Head, face, and mouth
- Widely spaced eyes
- Deep groove between the nose and mouth
- Low-set ears that arch backward
- Short neck
- Extra skin on the neck (“webbing”)
- Small lower jaw
- High arch in the roof of the mouth
- Crooked teeth
Bones and chest
- Short height (about 70% of patients)
- Either sunken or protruding chest
- Low-set nipples
- Scoliosis
Heart
Most babies with
Noonan syndrome are also born with heart disease. They may have:
- Narrowing of the valve that moves blood from the heart to the lungs
- Swelling and weakening of the heart muscle
- Atrial septal defects
Blood
- Excessive bruising
- Nosebleeds
- Prolonged bleeding after an injury or surgery
- Blood cancer (leukemia)
Puberty
- Delayed puberty
- Testes that don’t descend -- this can cause infertility
Other Symptoms
- Vision or hearing problems
- Feeding problems (these usually improve by age 1 or 2)
- Mild intellectual or development disability (although most have normal intelligence)

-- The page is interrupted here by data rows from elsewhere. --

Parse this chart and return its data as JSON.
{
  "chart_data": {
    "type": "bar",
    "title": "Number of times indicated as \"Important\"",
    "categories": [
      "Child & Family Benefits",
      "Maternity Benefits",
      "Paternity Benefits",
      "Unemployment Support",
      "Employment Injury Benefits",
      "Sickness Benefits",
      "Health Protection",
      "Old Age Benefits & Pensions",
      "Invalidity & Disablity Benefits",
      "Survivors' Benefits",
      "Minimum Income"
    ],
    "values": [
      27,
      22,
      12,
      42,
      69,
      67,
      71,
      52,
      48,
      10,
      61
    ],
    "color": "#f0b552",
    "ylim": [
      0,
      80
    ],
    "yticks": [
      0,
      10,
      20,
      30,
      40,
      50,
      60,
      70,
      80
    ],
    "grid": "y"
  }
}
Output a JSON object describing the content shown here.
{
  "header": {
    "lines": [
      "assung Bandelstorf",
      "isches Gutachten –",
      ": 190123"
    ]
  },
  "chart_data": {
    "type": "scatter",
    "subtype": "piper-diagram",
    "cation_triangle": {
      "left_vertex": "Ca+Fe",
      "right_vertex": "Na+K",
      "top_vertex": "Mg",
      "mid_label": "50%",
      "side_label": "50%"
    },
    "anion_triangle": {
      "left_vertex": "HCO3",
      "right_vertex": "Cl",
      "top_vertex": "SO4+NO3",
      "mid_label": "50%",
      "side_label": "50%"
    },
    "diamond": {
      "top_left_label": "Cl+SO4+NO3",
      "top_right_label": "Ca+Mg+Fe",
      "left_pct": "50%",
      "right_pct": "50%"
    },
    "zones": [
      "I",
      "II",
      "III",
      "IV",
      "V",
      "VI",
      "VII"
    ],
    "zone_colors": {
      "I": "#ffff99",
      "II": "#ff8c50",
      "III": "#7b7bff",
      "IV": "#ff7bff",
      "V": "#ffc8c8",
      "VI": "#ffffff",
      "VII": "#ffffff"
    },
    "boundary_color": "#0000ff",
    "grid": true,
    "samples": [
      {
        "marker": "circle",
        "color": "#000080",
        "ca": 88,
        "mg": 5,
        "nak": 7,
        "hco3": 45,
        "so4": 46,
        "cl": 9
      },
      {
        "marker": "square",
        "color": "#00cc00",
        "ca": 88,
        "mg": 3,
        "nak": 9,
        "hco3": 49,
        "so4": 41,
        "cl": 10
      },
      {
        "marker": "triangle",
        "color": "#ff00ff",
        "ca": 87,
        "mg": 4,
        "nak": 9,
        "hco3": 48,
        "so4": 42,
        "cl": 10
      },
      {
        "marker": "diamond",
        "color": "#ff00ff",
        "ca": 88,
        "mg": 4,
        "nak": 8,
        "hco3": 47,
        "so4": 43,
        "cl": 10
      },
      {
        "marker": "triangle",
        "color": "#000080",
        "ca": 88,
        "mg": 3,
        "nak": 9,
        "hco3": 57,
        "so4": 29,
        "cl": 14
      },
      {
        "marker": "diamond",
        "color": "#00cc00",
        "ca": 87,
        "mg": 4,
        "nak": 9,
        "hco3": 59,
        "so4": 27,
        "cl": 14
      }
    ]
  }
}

- Puffy feet and hands (in infants)
How is it diagnosed?
Before your baby is
born, your doctor may suspect Noonan syndrome if a pregnancy ultrasound shows:
- Extra amniotic fluid around your baby in the amniotic sac
- A cluster of cysts in your baby’s neck
- Problems with the structure of the heart or other structural problems
Your doctor may also
suspect Noonan syndrome if you have abnormal results from a specialized
prenatal test called a triple maternal serum screen.
Most of the time, he
will know that your baby has the condition at birth or shortly after he is
seen. But sometimes it is difficult to recognize and diagnose.
What is the treatment?
Your doctor will prescribe treatment for your child's symptoms or
complications. For example, growth hormones can help with growth problems.
What else should I know?
If you have Noonan
syndrome, you may be wondering if your future children will have it. It depends
on your family history
If one of your parents
has the disease, they have a 50% chance of passing it on to you.
But if you have
Noonan syndrome and no one in your family has it, you may have inherited the
defective gene. Doctors call this a "de novo mutation." In this case,
your chances of passing it on to an unborn child are very low - less than 1%.
If you are concerned, consult with a geneticist. They can run tests to look for mutations that occur with this syndrome and help confirm if your child has it.